The president says he wishes he was a journalist so he could educate people on how democracy works.

04/05/2017 10:05 SAST | Updated 04/05/2017 10:05 SAST
Rogan Ward / Reuters
South African President Jacob Zuma speaks to journalists after a tour of the World Economic Forum on Africa 2017 meeting in Durban, South Africa, May 3, 2017.

President Jacob Zuma wishes he was a journalist or columnist so that he could "educate" people on how democracy works. This is after he was questioned about being booed at a Cosatu event on Monday by a journalist, while at the World Economic Forum (WEF) this week.

Zuma is leading a delegation of 17 ministers and deputy ministers at the forum.

According to The Times on Thursday, Zuma said that the booing reflected that South Africa was a democracy with a president that people could talk to. He said people needed to be educated on how democracy worked.

"The problem is that people have not understood how democracy works," Zuma said, according to the paper.
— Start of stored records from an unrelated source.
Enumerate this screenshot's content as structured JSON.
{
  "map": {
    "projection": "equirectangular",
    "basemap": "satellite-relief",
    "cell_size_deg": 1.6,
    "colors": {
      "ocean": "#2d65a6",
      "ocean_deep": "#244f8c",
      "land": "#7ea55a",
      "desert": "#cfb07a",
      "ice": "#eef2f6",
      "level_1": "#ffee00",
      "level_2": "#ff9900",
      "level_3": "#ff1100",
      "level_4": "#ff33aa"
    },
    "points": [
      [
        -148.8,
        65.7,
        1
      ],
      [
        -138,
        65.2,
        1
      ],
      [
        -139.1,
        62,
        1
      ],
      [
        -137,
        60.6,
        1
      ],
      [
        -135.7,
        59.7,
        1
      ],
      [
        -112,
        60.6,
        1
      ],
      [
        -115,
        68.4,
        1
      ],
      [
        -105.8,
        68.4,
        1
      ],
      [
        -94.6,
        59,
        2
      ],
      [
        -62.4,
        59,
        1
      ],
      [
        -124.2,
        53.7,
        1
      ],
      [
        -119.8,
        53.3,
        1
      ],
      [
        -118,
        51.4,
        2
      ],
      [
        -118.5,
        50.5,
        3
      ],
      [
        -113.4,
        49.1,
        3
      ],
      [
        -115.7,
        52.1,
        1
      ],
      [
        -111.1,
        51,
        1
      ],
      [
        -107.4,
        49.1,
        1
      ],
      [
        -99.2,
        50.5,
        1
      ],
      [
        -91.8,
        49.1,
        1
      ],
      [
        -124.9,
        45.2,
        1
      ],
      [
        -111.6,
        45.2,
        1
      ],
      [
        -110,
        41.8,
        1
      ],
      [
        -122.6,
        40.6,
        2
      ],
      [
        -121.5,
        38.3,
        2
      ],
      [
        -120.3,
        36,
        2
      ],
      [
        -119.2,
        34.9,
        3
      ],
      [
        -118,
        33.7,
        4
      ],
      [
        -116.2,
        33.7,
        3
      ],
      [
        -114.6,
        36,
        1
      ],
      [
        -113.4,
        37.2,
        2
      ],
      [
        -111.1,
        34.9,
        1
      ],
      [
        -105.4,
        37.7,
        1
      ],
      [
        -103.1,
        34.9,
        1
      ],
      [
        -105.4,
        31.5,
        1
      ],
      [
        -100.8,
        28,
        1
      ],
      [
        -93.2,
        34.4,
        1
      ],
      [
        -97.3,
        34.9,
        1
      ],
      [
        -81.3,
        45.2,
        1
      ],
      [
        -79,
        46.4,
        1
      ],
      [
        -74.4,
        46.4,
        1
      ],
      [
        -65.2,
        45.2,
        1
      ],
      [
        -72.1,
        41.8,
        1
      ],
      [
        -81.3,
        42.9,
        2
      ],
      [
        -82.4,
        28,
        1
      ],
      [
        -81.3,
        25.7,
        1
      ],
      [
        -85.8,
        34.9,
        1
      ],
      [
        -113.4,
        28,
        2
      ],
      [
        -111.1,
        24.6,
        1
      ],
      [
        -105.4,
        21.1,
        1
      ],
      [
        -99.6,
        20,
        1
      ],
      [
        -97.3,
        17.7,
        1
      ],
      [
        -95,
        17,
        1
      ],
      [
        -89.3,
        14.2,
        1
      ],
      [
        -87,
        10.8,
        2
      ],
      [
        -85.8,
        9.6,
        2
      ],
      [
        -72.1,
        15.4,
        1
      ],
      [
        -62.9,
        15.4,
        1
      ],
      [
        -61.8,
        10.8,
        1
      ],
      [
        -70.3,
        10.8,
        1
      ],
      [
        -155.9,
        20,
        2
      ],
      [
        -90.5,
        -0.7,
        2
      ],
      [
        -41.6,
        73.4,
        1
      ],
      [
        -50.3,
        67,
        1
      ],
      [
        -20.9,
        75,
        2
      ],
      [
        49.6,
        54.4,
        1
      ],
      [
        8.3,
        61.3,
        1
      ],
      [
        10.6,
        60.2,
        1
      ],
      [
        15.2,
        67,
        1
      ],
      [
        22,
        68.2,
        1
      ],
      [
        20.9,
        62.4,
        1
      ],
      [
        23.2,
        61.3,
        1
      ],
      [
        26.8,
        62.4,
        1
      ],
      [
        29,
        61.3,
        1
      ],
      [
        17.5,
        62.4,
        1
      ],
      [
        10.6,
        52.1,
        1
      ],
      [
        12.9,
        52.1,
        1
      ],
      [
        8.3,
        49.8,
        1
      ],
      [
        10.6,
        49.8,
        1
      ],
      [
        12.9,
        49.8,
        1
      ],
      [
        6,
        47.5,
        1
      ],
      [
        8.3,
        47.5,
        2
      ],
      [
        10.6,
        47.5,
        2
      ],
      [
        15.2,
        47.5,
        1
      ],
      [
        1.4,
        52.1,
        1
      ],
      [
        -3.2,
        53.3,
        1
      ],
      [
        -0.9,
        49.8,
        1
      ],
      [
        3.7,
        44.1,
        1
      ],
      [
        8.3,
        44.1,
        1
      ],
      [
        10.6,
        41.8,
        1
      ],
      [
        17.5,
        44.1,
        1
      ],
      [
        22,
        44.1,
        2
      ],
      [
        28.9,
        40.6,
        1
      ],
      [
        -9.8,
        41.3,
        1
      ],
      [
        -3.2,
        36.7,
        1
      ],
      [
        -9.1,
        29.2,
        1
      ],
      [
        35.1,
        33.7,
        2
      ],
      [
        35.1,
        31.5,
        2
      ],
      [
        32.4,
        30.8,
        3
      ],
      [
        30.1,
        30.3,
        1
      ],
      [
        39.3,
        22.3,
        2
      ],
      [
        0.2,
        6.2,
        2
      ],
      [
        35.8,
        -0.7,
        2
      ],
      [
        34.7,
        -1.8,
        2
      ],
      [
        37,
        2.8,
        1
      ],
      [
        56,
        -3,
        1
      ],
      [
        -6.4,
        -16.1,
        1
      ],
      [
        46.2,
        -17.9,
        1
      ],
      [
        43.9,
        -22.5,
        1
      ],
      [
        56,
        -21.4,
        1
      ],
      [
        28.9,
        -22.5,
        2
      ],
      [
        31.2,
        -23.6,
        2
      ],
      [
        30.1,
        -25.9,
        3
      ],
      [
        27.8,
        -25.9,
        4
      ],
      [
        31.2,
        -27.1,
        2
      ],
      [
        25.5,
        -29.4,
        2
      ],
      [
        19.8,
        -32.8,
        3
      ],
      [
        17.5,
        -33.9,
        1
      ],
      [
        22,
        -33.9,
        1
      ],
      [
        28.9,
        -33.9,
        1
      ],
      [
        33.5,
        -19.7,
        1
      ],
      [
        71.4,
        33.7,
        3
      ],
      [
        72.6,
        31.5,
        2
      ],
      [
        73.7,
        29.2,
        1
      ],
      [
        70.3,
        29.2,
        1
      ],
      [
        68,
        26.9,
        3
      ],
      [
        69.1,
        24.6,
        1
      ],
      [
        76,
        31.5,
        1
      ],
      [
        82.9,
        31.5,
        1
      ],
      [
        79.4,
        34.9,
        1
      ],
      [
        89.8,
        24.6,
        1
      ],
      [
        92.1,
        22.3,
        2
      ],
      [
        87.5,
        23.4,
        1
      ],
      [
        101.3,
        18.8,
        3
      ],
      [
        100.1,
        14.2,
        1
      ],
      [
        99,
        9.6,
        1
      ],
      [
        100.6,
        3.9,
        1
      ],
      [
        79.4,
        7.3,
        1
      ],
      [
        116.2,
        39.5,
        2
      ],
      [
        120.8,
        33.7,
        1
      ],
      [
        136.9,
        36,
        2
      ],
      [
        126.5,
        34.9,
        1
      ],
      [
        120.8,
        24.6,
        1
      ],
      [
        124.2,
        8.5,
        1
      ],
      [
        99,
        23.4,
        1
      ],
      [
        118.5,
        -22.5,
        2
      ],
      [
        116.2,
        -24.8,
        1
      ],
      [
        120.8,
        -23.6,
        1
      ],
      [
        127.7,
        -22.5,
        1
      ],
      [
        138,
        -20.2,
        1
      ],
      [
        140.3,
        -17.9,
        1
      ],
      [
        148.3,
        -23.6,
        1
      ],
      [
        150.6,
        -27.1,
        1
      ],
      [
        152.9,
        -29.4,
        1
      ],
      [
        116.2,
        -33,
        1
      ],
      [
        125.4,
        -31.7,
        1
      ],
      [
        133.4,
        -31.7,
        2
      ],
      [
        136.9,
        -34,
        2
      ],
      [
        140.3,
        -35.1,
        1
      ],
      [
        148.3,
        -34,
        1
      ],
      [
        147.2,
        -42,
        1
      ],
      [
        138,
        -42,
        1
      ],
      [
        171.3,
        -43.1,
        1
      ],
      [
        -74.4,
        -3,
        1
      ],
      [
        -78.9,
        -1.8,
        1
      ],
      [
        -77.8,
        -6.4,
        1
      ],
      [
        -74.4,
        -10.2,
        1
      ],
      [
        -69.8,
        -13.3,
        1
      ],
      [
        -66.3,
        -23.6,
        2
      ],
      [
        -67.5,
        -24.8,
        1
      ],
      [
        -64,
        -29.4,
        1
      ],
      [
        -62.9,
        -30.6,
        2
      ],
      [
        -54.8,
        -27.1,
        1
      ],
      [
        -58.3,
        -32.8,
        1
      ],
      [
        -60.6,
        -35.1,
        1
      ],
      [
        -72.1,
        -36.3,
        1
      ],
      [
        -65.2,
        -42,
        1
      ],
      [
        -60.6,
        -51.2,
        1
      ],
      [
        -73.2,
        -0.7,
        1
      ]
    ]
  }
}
"You will agree with me that in the countries of dictators there is no protest, there is no booing. Protest, debates, booing is part of the culture of democracy. Unfortunately, people misunderstand that and misread it ...

"That's the culture of democracy. If I was one of you, I would write a column to educate people about democracy and say how South Africa is democratic.

"In a country where there is no democracy there will be an angry president charging the police to arrest people, but democracy says let the people express themselves.

That's why, in a democracy, governments are in place democratically and can be removed democratically with the vote.

"I don't know what is it that makes people excited. Perhaps it's newsworthy stuff, fine, but that is the culture of democracy. I'm very happy that South Africa is very matured and you have a president that they can talk to, whatever is on their minds.

"They are not going to be arrested and they are not going to be harassed. That is democracy. I wish I was a journalist and a columnist. I would educate people," Zuma reportedly said.

Meanwhile, ANC leader Lindiwe Sisulu has said that the booing of Zuma was not normal. Speaking to reporters on Wednesday, she reportedly said, "Whatever it is, it just wasn't good".

Sisulu is thought to be one of the candidates vying for the ANC presidency at the party's electoral conference in December.

"I think I would like to see an ANC that is able to express itself without taking away the dignity of anybody. I believe it could have been better done‚" she reportedly said, according to Business Day on Wednesday.